El burkini parti
E n las afueras de Marsella, a dos horas de Niza, las autoridades municipales acaban de prohibir un evento organizado por una asociación musulmana que pretendía alquilar un parque acuático para celebrar un ‘burkini party’. Estaba previsto que cerca de un millar de mujeres solas o con hijos menores de diez años pasasen el día en las piscinas del ‘Speedwater’ chapoteando en el agua sin mostrar ni un centímetro de piel. El burkini es una combinación en textil especial que cubre el cuerpo y la cabeza y que, incluso mojado, no revela ninguna de las curvas del perfil de una persona.
En el país vecino los últimos atentados ciegos y mortíferos del islamismo yihadista no reunían el mejor clima para una exhibición de prácticas que como poco cuestionan la libertad de la mujer amparada en las leyes de la República. Pero la prohibición de una actividad realizada en una instalación privada ha desencadenado inmediatamente un debate sobre los límites a las prácticas religiosas y culturales que pueden chocar con los principios democráticos en una sociedad libre.
Hace un par de años siendo Javier Maroto alcalde de Vitoria, mujeres musulmanas empezaron a utilizar las piscinas municipales para bañarse con velo y ropa.

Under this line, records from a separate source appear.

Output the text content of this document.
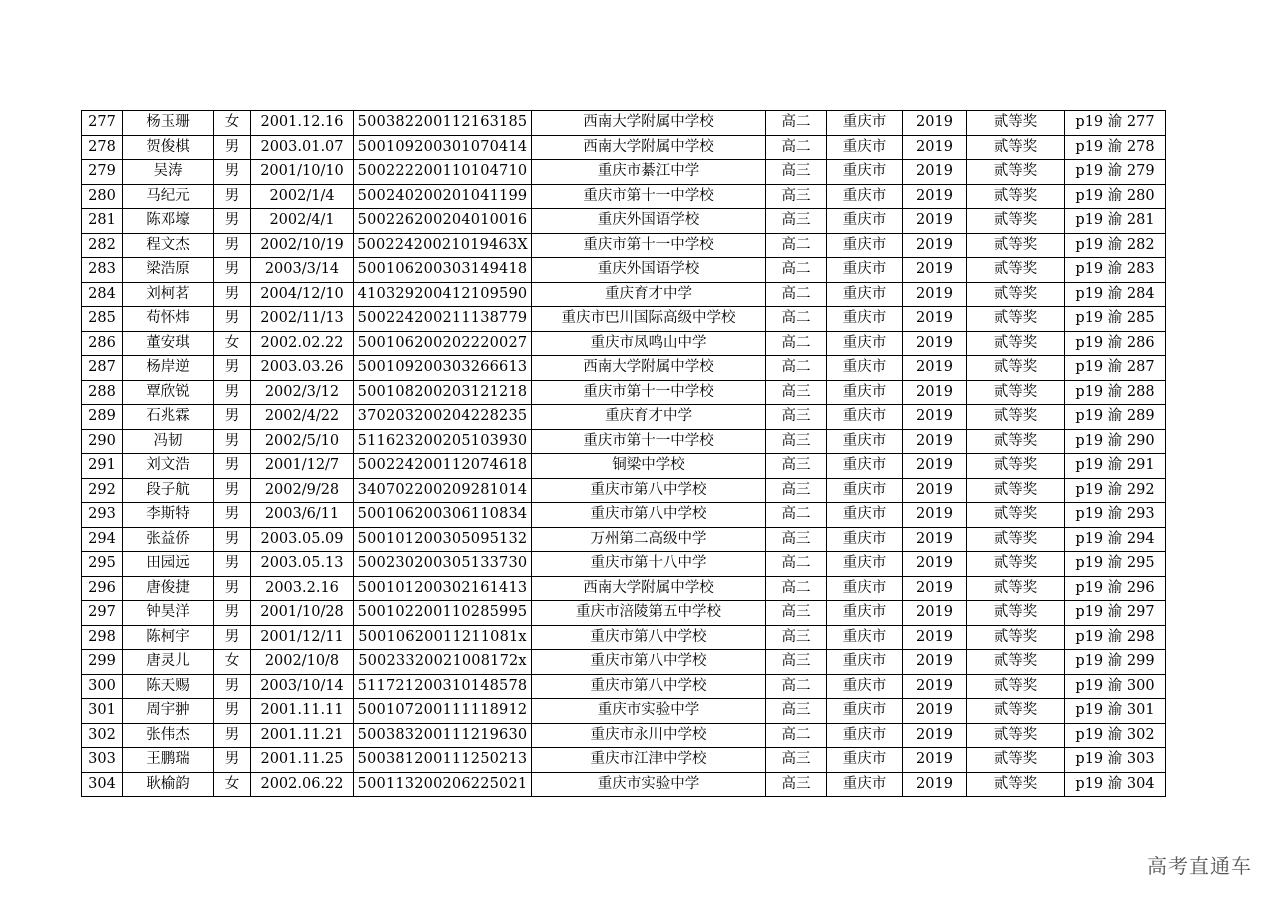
277	杨玉珊	女	2001.12.16	500382200112163185	西南大学附属中学校	高二	重庆市	2019	贰等奖	p19 渝 277
278	贺俊棋	男	2003.01.07	500109200301070414	西南大学附属中学校	高二	重庆市	2019	贰等奖	p19 渝 278
279	吴涛	男	2001/10/10	500222200110104710	重庆市綦江中学	高三	重庆市	2019	贰等奖	p19 渝 279
280	马纪元	男	2002/1/4	500240200201041199	重庆市第十一中学校	高三	重庆市	2019	贰等奖	p19 渝 280
281	陈邓壕	男	2002/4/1	500226200204010016	重庆外国语学校	高三	重庆市	2019	贰等奖	p19 渝 281
282	程文杰	男	2002/10/19	50022420021019463X	重庆市第十一中学校	高二	重庆市	2019	贰等奖	p19 渝 282
283	梁浩原	男	2003/3/14	500106200303149418	重庆外国语学校	高二	重庆市	2019	贰等奖	p19 渝 283
284	刘柯茗	男	2004/12/10	410329200412109590	重庆育才中学	高二	重庆市	2019	贰等奖	p19 渝 284
285	苟怀炜	男	2002/11/13	500224200211138779	重庆市巴川国际高级中学校	高二	重庆市	2019	贰等奖	p19 渝 285
286	董安琪	女	2002.02.22	500106200202220027	重庆市凤鸣山中学	高二	重庆市	2019	贰等奖	p19 渝 286
287	杨岸逆	男	2003.03.26	500109200303266613	西南大学附属中学校	高二	重庆市	2019	贰等奖	p19 渝 287
288	覃欣锐	男	2002/3/12	500108200203121218	重庆市第十一中学校	高三	重庆市	2019	贰等奖	p19 渝 288
289	石兆霖	男	2002/4/22	370203200204228235	重庆育才中学	高三	重庆市	2019	贰等奖	p19 渝 289
290	冯韧	男	2002/5/10	511623200205103930	重庆市第十一中学校	高三	重庆市	2019	贰等奖	p19 渝 290
291	刘文浩	男	2001/12/7	500224200112074618	铜梁中学校	高三	重庆市	2019	贰等奖	p19 渝 291
292	段子航	男	2002/9/28	340702200209281014	重庆市第八中学校	高三	重庆市	2019	贰等奖	p19 渝 292
293	李斯特	男	2003/6/11	500106200306110834	重庆市第八中学校	高二	重庆市	2019	贰等奖	p19 渝 293
294	张益侨	男	2003.05.09	500101200305095132	万州第二高级中学	高三	重庆市	2019	贰等奖	p19 渝 294
295	田园远	男	2003.05.13	500230200305133730	重庆市第十八中学	高二	重庆市	2019	贰等奖	p19 渝 295
296	唐俊捷	男	2003.2.16	500101200302161413	西南大学附属中学校	高二	重庆市	2019	贰等奖	p19 渝 296
297	钟昊洋	男	2001/10/28	500102200110285995	重庆市涪陵第五中学校	高三	重庆市	2019	贰等奖	p19 渝 297
298	陈柯宇	男	2001/12/11	50010620011211081x	重庆市第八中学校	高三	重庆市	2019	贰等奖	p19 渝 298
299	唐灵儿	女	2002/10/8	50023320021008172x	重庆市第八中学校	高三	重庆市	2019	贰等奖	p19 渝 299
300	陈天赐	男	2003/10/14	511721200310148578	重庆市第八中学校	高二	重庆市	2019	贰等奖	p19 渝 300
301	周宇翀	男	2001.11.11	500107200111118912	重庆市实验中学	高三	重庆市	2019	贰等奖	p19 渝 301
302	张伟杰	男	2001.11.21	500383200111219630	重庆市永川中学校	高二	重庆市	2019	贰等奖	p19 渝 302
303	王鹏瑞	男	2001.11.25	500381200111250213	重庆市江津中学校	高三	重庆市	2019	贰等奖	p19 渝 303
304	耿榆韵	女	2002.06.22	500113200206225021	重庆市实验中学	高三	重庆市	2019	贰等奖	p19 渝 304
高考直通车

El edil recordó entonces las normas que impiden utilizar esas instalaciones acuáticas con ropa de calle y ordenó a los socorristas impedir semejante práctica. Pero en todo caso su decisión se apoyó en razones higiénicas no en el deseo de hacer frente al mensaje sexista y opresor que proyectan de la mujer. Naturalmente asociaciones como SOS racismo y algún grupo de la oposición le acusaron de xenófobo.
En el caso de Marsella se han impuesto los contrarios al evento utilizando argumentos basados en la posibilidad de «desórdenes públicos» para no cuestionar los derechos individuales que garantizan la libertad religiosa o permiten, por ejemplo, actividades de grupos nudistas en ámbitos privados. Es una manera de esquivar el problema de fondo que después de Bataclán, Niza, Saint Etienne ha rebrotado con fuerza en la sociedad francesa. ¿Se pueden permitir modos de vida y prácticas oscurantistas, sexistas y racistas amparados en una ley superior a las leyes de la República, una especie de Sharía en su versión más rigorista? Hasta ahora las autoridades miraban para otro lado siempre que esa vida paralela no desbordase el ámbito del gueto, de la banlieu o de la mezquita. Pero ya se lazan voces contra lo que se llama la ‘Yihad cultural’. Frente a frente, los partidarios de la sociedad ‘inclusiva’ y los contrarios al comunitarismo de facto que existe en buena parte del territorio. Frente a frente, los que alertan de comunidades enteras al margen de las leyes y los que defienden a capa y espada el derecho de los islamistas a sus prácticas y vestuario. Al fondo, el reto de preservar la convivencia con el islamismo en un país sacudido por el terror yihadista.